House Bill 104 exempts gruesome photos from open records laws.

A revised version of the bill specifies the photos would involve death or sexual assault.

Bill sponsor state Rep. Chris Freeland, R-Benton, said it’s a response to the Marshall County High School shooting.

“There are photographs and videos associated with this shooting case that have absolutely no business being in the public domain,” Marshall County attorney Jason Darnall said. “The Holt and Cope families have been victimized by an unimaginable tragedy. There’s no justifiable reason to subject them to more suffering by the prospect of these photographs and videos being disseminated around the world to anyone with internet access.”

Brian Cope, the father of one of the victims, said he was mortified to see video of a recent school shooting in Texas on the evening news.

“We were stunned and shocked to watch on TV, on the news, the gunman shooting those victims. I turned the TV off immediately and began to pray for those families,” Cope said. “And I know what they’re going through in losing their loved ones. It’s hard enough, but to have to see what they see forever, and you can go on any media, you can go on YouTube, and it’s not right.”

Brian Cope, father of a Marshall County shooting victim, speaks before a House committee

Opponents of the bill said it goes too far in restricting the public’s view of open trial.

Kentucky Press Association attorney Michael Abate said the open records law ensures the right to a fair trial for both the victims and the suspects by shining a light on the proceedings.

He expects the bill to be challenged in court immediately.

State Rep.
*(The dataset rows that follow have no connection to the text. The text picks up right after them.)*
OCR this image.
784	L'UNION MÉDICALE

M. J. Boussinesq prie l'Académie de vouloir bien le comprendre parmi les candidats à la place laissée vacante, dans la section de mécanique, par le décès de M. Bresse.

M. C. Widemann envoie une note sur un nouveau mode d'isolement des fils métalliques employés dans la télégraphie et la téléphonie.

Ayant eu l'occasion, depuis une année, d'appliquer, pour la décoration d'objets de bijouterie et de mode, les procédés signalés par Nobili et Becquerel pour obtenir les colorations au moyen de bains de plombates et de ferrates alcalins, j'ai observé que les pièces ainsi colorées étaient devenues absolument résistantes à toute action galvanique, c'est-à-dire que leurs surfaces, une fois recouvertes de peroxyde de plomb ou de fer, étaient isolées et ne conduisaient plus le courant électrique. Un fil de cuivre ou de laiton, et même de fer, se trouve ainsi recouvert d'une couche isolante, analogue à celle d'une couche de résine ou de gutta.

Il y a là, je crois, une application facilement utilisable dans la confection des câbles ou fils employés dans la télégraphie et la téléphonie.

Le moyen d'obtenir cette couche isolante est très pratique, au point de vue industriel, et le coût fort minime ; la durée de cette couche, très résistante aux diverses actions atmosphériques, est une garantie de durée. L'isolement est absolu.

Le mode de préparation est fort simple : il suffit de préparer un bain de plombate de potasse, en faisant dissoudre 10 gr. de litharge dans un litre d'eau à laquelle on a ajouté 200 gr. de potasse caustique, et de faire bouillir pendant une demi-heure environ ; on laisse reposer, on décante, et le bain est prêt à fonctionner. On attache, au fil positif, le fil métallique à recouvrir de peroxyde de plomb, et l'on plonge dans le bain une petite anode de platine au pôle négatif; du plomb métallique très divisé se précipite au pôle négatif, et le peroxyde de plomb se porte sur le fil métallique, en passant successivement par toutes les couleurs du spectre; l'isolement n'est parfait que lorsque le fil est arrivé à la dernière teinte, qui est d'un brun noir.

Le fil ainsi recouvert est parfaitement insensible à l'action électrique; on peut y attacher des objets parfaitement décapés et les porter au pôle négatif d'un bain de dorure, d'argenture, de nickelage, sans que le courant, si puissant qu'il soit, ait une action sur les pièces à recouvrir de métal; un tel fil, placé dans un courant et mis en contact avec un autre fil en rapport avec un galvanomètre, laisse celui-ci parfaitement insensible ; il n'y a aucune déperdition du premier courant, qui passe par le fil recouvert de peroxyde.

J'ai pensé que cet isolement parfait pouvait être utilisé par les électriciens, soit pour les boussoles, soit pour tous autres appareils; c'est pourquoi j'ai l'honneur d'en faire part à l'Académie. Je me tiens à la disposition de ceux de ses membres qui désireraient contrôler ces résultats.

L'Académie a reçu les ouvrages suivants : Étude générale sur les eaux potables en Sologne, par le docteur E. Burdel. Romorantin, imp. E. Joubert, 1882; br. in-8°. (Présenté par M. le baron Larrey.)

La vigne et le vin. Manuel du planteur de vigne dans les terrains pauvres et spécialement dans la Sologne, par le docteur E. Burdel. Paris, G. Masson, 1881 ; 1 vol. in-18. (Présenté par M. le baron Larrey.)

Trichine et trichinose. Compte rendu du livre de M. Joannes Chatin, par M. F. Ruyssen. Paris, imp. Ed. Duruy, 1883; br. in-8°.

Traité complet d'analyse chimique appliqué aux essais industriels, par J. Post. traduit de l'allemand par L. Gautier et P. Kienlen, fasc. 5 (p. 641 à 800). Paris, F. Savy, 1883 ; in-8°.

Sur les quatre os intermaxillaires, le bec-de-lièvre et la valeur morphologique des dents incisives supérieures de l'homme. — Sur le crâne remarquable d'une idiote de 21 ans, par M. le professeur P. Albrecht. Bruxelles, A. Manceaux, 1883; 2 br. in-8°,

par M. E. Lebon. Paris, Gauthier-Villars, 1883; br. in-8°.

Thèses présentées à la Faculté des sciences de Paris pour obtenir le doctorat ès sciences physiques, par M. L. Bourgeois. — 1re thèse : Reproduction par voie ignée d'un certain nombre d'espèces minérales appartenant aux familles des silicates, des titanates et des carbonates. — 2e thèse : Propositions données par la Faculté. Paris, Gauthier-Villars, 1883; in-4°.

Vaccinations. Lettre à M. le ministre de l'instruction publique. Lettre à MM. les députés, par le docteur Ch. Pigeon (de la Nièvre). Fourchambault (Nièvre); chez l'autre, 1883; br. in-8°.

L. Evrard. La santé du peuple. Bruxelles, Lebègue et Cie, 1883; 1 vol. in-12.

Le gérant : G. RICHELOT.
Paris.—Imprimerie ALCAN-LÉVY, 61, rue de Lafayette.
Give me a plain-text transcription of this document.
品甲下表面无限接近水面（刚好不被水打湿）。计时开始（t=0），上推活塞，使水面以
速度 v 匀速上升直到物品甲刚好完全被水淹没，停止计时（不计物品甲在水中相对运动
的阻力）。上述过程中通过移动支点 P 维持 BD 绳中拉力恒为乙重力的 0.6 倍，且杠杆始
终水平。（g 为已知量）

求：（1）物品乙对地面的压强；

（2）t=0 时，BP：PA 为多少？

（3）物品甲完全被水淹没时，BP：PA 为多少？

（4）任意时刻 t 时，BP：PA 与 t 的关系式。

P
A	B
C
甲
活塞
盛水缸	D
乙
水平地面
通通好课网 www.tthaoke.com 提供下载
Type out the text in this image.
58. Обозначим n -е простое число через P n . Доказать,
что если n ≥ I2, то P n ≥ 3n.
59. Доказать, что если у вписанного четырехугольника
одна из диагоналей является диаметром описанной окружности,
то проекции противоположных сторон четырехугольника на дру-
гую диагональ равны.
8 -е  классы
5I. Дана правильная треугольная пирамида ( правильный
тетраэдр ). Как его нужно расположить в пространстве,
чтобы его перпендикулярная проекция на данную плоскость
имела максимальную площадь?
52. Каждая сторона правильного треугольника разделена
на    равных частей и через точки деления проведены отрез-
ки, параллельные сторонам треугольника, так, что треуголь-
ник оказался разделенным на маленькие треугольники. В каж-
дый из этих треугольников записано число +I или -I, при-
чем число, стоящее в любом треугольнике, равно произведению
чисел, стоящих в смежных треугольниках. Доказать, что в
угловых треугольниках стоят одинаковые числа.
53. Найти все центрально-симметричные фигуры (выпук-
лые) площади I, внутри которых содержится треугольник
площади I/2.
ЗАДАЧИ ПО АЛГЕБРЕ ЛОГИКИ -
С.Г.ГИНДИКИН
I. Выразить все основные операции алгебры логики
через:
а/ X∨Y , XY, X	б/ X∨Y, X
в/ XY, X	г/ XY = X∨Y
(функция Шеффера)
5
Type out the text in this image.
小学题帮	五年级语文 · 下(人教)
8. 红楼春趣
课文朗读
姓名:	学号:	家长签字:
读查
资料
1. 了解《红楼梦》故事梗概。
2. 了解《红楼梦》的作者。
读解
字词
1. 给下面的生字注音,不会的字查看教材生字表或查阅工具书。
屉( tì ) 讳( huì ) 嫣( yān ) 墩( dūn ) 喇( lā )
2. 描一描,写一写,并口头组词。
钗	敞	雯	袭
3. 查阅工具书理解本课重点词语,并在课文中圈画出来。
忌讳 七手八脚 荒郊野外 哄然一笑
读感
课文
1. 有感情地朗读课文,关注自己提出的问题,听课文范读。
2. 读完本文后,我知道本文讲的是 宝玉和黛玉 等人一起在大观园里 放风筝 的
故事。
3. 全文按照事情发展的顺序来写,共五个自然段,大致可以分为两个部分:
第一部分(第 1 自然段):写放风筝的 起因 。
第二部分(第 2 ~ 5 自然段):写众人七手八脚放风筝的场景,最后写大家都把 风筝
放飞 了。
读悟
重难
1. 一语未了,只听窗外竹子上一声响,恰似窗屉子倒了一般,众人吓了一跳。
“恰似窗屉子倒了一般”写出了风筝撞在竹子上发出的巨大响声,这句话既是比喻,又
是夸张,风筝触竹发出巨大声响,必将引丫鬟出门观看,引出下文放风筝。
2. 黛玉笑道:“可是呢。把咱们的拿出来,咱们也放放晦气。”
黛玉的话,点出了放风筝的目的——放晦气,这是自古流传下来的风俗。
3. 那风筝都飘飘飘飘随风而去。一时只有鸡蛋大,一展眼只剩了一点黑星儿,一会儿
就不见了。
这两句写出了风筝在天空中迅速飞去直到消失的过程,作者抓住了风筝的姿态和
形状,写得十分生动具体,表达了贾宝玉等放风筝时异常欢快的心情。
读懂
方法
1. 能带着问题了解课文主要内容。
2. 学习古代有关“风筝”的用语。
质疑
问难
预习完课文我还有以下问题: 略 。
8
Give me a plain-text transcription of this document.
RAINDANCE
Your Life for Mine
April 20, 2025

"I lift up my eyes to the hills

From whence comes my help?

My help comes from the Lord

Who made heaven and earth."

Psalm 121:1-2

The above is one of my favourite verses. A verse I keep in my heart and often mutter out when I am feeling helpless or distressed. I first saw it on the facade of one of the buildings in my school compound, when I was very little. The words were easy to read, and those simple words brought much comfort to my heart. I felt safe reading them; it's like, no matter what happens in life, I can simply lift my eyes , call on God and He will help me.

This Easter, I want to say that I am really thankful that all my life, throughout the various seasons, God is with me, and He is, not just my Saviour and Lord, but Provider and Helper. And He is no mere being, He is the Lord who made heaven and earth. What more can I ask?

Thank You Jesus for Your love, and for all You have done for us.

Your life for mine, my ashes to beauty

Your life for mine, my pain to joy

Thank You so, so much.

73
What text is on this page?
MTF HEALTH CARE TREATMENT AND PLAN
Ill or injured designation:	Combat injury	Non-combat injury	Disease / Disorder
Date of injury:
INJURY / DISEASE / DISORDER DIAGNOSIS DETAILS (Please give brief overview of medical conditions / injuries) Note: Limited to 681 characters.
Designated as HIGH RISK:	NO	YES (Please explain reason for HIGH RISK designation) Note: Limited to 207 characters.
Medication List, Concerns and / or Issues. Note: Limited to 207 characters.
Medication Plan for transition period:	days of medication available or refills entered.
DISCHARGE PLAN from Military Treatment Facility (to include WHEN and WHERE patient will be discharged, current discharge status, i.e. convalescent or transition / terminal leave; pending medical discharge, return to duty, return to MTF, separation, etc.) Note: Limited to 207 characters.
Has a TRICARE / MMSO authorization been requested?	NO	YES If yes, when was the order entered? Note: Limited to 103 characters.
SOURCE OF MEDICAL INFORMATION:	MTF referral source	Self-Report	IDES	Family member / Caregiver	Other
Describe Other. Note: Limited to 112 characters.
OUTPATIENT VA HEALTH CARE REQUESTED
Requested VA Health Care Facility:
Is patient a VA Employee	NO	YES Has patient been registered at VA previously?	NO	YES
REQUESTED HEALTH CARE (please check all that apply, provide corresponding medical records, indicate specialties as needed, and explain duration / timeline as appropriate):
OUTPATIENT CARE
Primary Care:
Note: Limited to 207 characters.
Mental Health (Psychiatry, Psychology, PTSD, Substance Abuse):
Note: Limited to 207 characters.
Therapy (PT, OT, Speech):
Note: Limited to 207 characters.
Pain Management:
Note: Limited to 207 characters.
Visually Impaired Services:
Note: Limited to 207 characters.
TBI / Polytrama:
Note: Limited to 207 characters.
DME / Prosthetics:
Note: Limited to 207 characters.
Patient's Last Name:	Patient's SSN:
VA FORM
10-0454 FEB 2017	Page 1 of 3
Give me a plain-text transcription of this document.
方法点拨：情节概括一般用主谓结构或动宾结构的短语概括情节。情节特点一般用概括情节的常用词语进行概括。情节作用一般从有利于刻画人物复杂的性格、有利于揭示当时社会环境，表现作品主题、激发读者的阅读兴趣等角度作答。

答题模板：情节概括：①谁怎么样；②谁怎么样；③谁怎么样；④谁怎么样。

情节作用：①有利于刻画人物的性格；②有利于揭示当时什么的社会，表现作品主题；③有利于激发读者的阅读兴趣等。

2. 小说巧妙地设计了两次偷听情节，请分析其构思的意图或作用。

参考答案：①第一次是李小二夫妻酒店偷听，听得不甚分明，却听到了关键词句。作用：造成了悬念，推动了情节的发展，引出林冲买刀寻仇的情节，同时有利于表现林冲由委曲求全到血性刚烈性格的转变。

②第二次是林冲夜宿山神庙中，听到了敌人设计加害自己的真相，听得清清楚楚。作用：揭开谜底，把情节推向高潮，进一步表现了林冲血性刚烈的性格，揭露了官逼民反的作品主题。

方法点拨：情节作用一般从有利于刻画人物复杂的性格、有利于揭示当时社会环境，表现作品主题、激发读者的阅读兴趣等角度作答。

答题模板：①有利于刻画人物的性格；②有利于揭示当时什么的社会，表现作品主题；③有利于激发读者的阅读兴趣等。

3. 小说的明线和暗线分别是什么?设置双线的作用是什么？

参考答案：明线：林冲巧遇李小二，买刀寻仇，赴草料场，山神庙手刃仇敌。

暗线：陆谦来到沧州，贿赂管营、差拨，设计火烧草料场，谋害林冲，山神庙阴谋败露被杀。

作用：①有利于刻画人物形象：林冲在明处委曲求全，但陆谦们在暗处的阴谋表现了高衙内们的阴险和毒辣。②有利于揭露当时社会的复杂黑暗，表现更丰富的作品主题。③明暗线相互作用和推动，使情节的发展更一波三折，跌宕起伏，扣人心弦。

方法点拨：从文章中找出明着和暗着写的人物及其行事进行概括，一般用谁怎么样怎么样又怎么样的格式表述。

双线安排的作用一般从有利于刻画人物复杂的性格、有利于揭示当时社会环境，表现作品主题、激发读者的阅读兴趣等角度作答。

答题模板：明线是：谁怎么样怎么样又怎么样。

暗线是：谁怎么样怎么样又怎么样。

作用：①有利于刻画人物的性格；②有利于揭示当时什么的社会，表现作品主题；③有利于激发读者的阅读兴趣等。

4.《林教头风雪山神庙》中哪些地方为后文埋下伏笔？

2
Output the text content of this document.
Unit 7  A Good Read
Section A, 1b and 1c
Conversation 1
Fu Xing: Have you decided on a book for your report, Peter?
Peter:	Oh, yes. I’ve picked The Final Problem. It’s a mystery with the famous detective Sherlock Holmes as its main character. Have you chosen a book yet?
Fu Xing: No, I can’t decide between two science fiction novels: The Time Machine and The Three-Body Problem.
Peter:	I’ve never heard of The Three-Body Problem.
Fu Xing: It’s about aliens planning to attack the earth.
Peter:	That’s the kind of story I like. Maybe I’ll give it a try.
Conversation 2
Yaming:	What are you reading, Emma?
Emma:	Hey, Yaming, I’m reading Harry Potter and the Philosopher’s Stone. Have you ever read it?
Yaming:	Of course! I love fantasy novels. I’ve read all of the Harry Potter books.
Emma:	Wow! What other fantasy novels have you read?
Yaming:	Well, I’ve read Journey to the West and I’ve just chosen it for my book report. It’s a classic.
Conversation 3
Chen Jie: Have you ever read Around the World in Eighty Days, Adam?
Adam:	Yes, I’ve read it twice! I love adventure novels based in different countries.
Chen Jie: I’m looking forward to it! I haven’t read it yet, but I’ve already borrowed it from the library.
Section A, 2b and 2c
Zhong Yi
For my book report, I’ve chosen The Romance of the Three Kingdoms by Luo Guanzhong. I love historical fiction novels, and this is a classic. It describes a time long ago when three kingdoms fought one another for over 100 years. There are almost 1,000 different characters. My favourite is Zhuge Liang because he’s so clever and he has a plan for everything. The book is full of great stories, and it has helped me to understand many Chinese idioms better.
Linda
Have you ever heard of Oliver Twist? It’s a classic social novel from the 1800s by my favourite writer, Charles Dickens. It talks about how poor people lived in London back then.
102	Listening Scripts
Kelly Flood, D-Lexington, tied the issue to gun control.

She said Republicans have found a new way to avoid he debate by prohibiting images of school shootings from being shown to the public.

“This bill eats at the notion that somehow the public can’t face that which is most dark among our schools. I have to know. We will look,” Flood said. “And in spite of how dangerous a time we live in with this media, but really it’s us, we have to face what’s happening to our children who are being slaughtered with weapons of war.”

The bill passed 14-4 and now moves to the House floor.

A few of its supporters still had reservations about the bill being challenged in court. The only Democrat to vote for it, state Rep. Joe Graviss, said he actually hopes the courts will decide the issue.